I go for a lengthy drive this morning and return to the garage and the smell is very very faint. I can smell the usual heat smell. I am at a loss here. I ruled out the hand brake because the icon lights up and a beep incurs if the brake is engaged. There is absolutely no smoke or haze, no warning lights or anything out of the ordinary other than a smell that resembles an electrical smoldering odor with no smoke. I am stumped. Anyone?*


----------



## GTO JUDGE (May 14, 2005)

********UPDATE********

Tech says the smell is that of a burning clutch as if the clutch was "ridden". A full inspection shows nothing. HMMMMMMM.. I was with my son as he drove it and he drove it with great care. Oh well. No smell now. 

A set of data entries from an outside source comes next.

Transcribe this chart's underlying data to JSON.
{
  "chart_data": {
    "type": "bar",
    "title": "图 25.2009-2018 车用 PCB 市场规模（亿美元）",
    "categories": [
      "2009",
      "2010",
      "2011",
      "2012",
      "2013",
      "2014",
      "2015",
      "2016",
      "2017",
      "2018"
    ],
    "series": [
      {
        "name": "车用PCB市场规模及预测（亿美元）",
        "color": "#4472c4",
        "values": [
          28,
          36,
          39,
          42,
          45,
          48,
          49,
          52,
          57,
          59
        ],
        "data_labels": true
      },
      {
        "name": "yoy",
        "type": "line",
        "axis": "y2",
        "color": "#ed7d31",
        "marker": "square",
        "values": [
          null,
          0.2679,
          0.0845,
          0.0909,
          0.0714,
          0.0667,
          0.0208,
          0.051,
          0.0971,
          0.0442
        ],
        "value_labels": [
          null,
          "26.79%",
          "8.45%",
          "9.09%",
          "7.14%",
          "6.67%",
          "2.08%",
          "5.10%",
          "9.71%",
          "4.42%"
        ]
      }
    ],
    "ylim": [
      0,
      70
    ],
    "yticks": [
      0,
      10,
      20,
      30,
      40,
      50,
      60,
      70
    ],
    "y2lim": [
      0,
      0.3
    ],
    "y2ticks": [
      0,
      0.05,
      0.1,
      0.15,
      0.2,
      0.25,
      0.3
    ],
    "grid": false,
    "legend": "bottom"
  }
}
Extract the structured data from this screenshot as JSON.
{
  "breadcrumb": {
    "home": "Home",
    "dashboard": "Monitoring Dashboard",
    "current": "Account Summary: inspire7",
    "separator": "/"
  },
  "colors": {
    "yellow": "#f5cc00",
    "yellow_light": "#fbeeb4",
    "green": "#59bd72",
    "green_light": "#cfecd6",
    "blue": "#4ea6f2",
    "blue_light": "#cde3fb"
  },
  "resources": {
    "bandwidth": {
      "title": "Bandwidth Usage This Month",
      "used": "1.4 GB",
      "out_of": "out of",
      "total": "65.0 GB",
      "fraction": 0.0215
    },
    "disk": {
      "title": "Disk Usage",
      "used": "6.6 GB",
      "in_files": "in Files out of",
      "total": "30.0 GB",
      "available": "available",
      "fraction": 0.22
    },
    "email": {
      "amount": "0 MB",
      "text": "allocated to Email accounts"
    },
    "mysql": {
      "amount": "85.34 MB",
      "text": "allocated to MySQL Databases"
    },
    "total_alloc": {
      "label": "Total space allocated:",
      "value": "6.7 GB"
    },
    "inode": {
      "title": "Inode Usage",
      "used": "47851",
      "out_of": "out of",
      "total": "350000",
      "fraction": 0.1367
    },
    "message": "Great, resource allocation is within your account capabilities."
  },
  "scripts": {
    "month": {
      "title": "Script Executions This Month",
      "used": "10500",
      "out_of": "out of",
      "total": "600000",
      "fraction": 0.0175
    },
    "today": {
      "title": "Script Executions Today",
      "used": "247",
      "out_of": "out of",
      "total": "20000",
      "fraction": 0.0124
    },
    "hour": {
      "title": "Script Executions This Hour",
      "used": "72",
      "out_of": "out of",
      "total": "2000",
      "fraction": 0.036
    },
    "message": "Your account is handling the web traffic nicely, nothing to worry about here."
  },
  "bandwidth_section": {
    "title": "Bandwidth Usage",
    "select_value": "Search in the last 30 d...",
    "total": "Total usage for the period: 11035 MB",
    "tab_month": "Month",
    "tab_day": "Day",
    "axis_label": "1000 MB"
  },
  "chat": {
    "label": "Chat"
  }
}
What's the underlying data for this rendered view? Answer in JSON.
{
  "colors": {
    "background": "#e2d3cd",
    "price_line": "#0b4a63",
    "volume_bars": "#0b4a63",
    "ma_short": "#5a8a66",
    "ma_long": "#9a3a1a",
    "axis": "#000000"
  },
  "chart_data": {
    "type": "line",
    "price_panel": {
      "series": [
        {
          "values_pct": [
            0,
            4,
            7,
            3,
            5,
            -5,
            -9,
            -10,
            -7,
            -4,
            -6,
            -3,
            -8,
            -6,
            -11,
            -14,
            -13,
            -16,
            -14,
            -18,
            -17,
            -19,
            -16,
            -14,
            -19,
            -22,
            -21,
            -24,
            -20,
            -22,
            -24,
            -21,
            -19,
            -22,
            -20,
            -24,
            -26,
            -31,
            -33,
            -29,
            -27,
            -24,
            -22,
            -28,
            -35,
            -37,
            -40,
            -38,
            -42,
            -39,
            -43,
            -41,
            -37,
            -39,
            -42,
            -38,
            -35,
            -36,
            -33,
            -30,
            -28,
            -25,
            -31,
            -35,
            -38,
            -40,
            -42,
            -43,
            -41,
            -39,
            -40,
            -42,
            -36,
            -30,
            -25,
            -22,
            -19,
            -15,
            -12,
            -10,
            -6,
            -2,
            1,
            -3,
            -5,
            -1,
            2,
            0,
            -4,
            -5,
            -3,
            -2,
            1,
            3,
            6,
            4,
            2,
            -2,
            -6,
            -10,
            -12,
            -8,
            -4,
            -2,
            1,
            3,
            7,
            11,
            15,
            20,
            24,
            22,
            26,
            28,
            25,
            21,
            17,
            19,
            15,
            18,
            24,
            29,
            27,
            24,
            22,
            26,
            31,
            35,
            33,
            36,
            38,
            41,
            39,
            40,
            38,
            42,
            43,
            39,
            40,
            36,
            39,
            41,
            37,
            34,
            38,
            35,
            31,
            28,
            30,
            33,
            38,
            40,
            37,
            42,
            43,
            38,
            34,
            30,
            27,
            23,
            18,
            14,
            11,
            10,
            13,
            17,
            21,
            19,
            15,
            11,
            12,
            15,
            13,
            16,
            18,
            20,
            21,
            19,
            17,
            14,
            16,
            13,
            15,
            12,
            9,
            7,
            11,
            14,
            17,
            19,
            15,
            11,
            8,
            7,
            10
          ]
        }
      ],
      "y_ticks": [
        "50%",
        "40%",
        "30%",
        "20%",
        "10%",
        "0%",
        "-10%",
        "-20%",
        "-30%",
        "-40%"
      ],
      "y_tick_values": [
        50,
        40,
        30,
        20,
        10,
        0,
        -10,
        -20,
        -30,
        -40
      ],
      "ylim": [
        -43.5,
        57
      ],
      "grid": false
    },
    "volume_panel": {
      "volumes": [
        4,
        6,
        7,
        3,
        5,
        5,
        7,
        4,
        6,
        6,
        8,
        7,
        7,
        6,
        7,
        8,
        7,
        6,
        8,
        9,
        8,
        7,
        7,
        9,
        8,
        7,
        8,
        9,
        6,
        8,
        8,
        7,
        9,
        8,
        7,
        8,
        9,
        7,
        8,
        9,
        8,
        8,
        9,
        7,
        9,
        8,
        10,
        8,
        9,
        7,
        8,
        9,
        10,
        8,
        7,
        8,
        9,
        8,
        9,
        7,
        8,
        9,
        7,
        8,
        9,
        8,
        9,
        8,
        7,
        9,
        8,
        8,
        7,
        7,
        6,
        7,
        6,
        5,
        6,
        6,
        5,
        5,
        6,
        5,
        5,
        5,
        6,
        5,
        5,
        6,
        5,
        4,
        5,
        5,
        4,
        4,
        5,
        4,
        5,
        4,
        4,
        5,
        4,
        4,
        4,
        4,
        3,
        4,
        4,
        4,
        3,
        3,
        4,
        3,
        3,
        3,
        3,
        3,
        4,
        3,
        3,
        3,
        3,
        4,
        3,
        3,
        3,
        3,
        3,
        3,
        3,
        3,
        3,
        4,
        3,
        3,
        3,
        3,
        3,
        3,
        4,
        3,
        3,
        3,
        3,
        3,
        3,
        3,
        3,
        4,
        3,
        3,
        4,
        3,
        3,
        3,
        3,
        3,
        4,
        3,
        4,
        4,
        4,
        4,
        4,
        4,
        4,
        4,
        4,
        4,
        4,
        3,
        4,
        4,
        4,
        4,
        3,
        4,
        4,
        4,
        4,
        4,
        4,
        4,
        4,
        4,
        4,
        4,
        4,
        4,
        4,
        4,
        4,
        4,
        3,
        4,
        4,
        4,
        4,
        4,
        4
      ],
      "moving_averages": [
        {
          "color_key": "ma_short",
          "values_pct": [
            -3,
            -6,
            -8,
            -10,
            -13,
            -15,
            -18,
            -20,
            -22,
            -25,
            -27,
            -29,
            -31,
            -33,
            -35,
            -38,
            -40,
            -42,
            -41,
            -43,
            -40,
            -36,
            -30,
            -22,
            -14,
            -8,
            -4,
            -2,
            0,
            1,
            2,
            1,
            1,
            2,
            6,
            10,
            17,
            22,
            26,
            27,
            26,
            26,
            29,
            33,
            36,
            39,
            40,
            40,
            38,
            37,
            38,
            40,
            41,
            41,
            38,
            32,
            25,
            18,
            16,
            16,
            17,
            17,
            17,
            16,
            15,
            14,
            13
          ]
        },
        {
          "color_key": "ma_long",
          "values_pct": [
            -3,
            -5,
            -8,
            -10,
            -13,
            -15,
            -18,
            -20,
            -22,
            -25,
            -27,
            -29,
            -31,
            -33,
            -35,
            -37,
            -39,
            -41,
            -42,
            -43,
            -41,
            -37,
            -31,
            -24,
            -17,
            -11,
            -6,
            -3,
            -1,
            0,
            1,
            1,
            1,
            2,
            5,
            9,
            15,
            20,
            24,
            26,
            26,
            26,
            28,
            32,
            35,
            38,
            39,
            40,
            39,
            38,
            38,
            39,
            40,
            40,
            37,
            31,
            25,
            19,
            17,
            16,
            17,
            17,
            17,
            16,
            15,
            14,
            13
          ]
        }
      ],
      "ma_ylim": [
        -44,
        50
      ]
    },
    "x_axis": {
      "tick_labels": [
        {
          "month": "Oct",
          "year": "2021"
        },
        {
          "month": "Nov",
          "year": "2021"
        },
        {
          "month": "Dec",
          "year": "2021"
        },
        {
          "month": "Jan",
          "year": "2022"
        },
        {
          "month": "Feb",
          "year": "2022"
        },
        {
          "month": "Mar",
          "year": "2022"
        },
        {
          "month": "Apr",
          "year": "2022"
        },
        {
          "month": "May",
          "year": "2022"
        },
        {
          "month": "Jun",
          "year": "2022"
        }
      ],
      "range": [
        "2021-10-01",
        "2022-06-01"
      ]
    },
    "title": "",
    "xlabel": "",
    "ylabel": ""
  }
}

Has anyone else had a clutch burning problem in the past that smelled like discribed? *


----------



## mynameiswazy (May 25, 2007)

I have not had any problem like this ever. But I park my car outside (gotta love friends who need to store stuff in your garage) 
wish I could help you out. 
By the way, getting the rear diff fluid changed did help with the clunking. arty:


----------



## GTO JUDGE (May 14, 2005)

mynameiswazy said:


> I have not had any problem like this ever. But I park my car outside (gotta love friends who need to store stuff in your garage)
> wish I could help you out.
> By the way, getting the rear diff fluid changed did help with the clunking. arty:


*Glad that helped!! :cheers *


----------



## Tacmedic (Feb 24, 2006)

GTO judge said:


> ********UPDATE********
> 
> Tech says the smell is that of a burning clutch as if the clutch was "ridden". A full inspection shows nothing. HMMMMMMM.. I was with my son as he drove it and he drove it with great care. Oh well. No smell now.
> 
> Has anyone else had a clutch burning problem in the past that smelled like discribed? *


If it was the clutch, it should smell just like hot brakes. Not really an electrical smell, but more like what you smell when you are behind a truck coming down a steep grade. If it was driven with care, there is no logical reason the clutch would have heated up unless your son is inexperienced with manual transmissions and was slipping the clutch without knowing it. You have me stumped.


----------